Joe Igbokwe, the publicity secretary of the APC in Lagos State said regardless of the development in South Africa, that history would always have Zuma as a former president of his country, insisting that Zuma’s statue had nothing to do with the allegations of corruption leveled against him.

However, Okechukwu Nwanguma, National Coordinator, Network on Police Reforms in Nigeria (NOPRIN) Foundation said: “That Zuma statue which Okorocha moulded just like many others, was just one of the pretexts to divert public funds.

“Asking him to dismantle Zuma’s statue would be a waste of time because in the first place, he didn’t mean it as an honour.”

But the people of the state insisted Okorocha must immediately remove the statute, stressing that as long as Zuma’s statue remained standing in Imo it thus means that the state condoned corruption.

They asked him to withdraw the award bestowed on the ex-South African president, which they said was ab initio in bad taste as he never merited to be so honoured by the state.

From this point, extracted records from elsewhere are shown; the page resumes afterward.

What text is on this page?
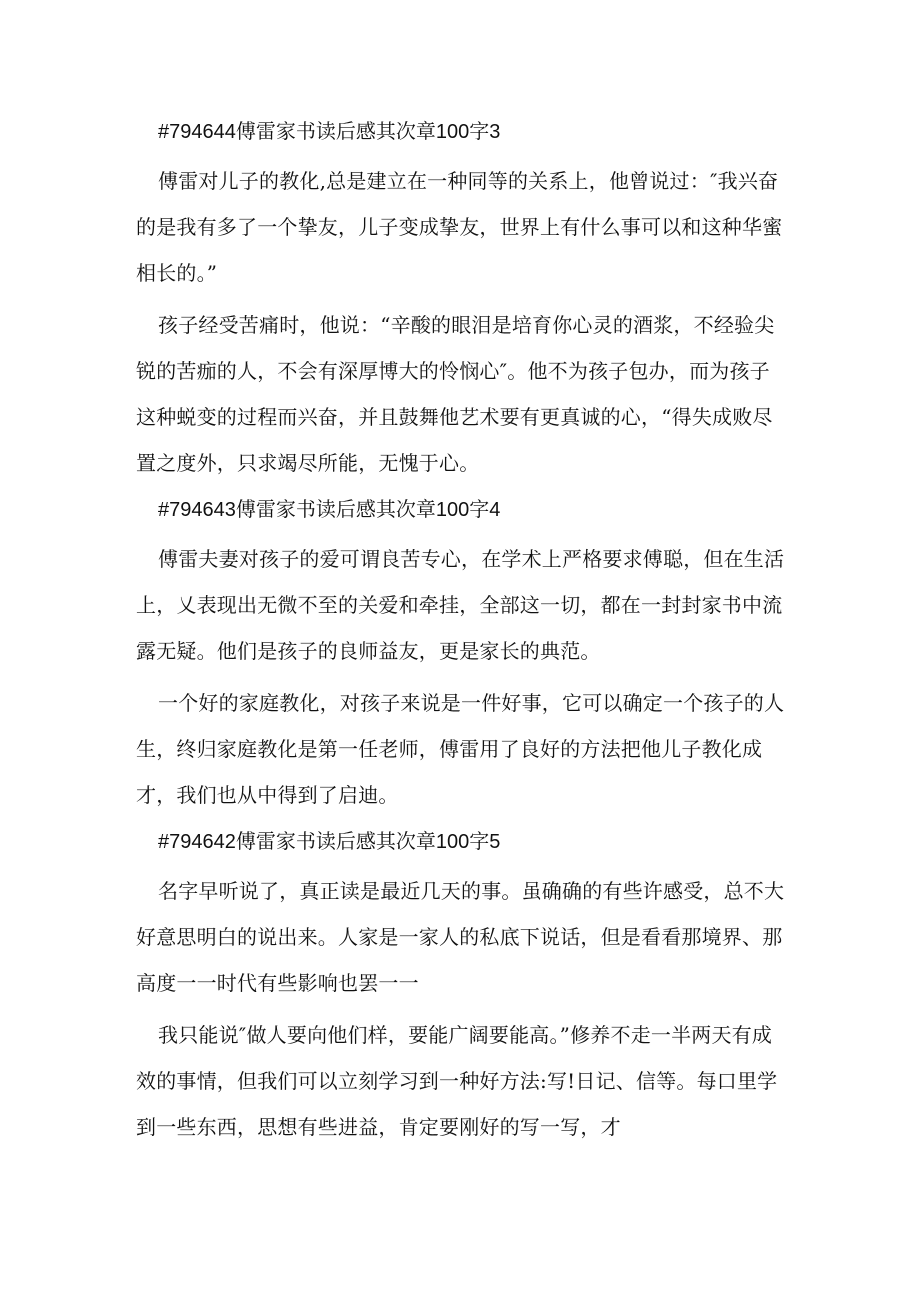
#794644傅雷家书读后感其次章100字3

傅雷对儿子的教化,总是建立在一种同等的关系上，他曾说过：″我兴奋的是我有多了一个挚友，儿子变成挚友，世界上有什么事可以和这种华蜜相长的。”

孩子经受苦痛时，他说：“辛酸的眼泪是培育你心灵的酒浆，不经验尖锐的苦痂的人，不会有深厚博大的怜悯心″。他不为孩子包办，而为孩子这种蜕变的过程而兴奋，并且鼓舞他艺术要有更真诚的心，“得失成败尽置之度外，只求竭尽所能，无愧于心。

#794643傅雷家书读后感其次章100字4

傅雷夫妻对孩子的爱可谓良苦专心，在学术上严格要求傅聪，但在生活上，乂表现出无微不至的关爱和牵挂，全部这一切，都在一封封家书中流露无疑。他们是孩子的良师益友，更是家长的典范。

一个好的家庭教化，对孩子来说是一件好事，它可以确定一个孩子的人生，终归家庭教化是第一任老师，傅雷用了良好的方法把他儿子教化成才，我们也从中得到了启迪。

#794642傅雷家书读后感其次章100字5

名字早听说了，真正读是最近几天的事。虽确确的有些许感受，总不大好意思明白的说出来。人家是一家人的私底下说话，但是看看那境界、那高度一一时代有些影响也罢一一

我只能说″做人要向他们样，要能广阔要能高。”修养不走一半两天有成效的事情，但我们可以立刻学习到一种好方法:写!日记、信等。每口里学到一些东西，思想有些进益，肯定要刚好的写一写，才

According to Reverend Farther George Nwachukwu, Director of Social Communication of the Catholic Archdiocese of Owerri, Zuma ought not to have been considered for any honour in the state because he was not known to have contributed anything to the state, neither was he an exemplary leader.

He said: “Zuma’s statute is not supposed to be erected in Imo State because he is not known to have done anything for the state and her people.

“He is the personal friend of Okorocha and even his visit to the state was a personal one and brought nothing to the state.

“To make matters worst he was given the highest merit award by the state and his statute erected in the Imo Hall of Fame.

“Now that he has been sacked for plethora of corruption charges the best thing to do is for the governor to immediately remove that statue, which in the first place should not have been erected for any reason whatever.

“If that statue is left to stand it means that Imo people condones corruption, because by the erection of that statue the state was made an international laughing stock.”

Also, Dr. Harold Wilson Onumuo, pointed out that the erection of the statue was part of the impunity going on in the state, “this erroneously means that we the people of Imo are comfortable with corrupt elements no matter where they come from.”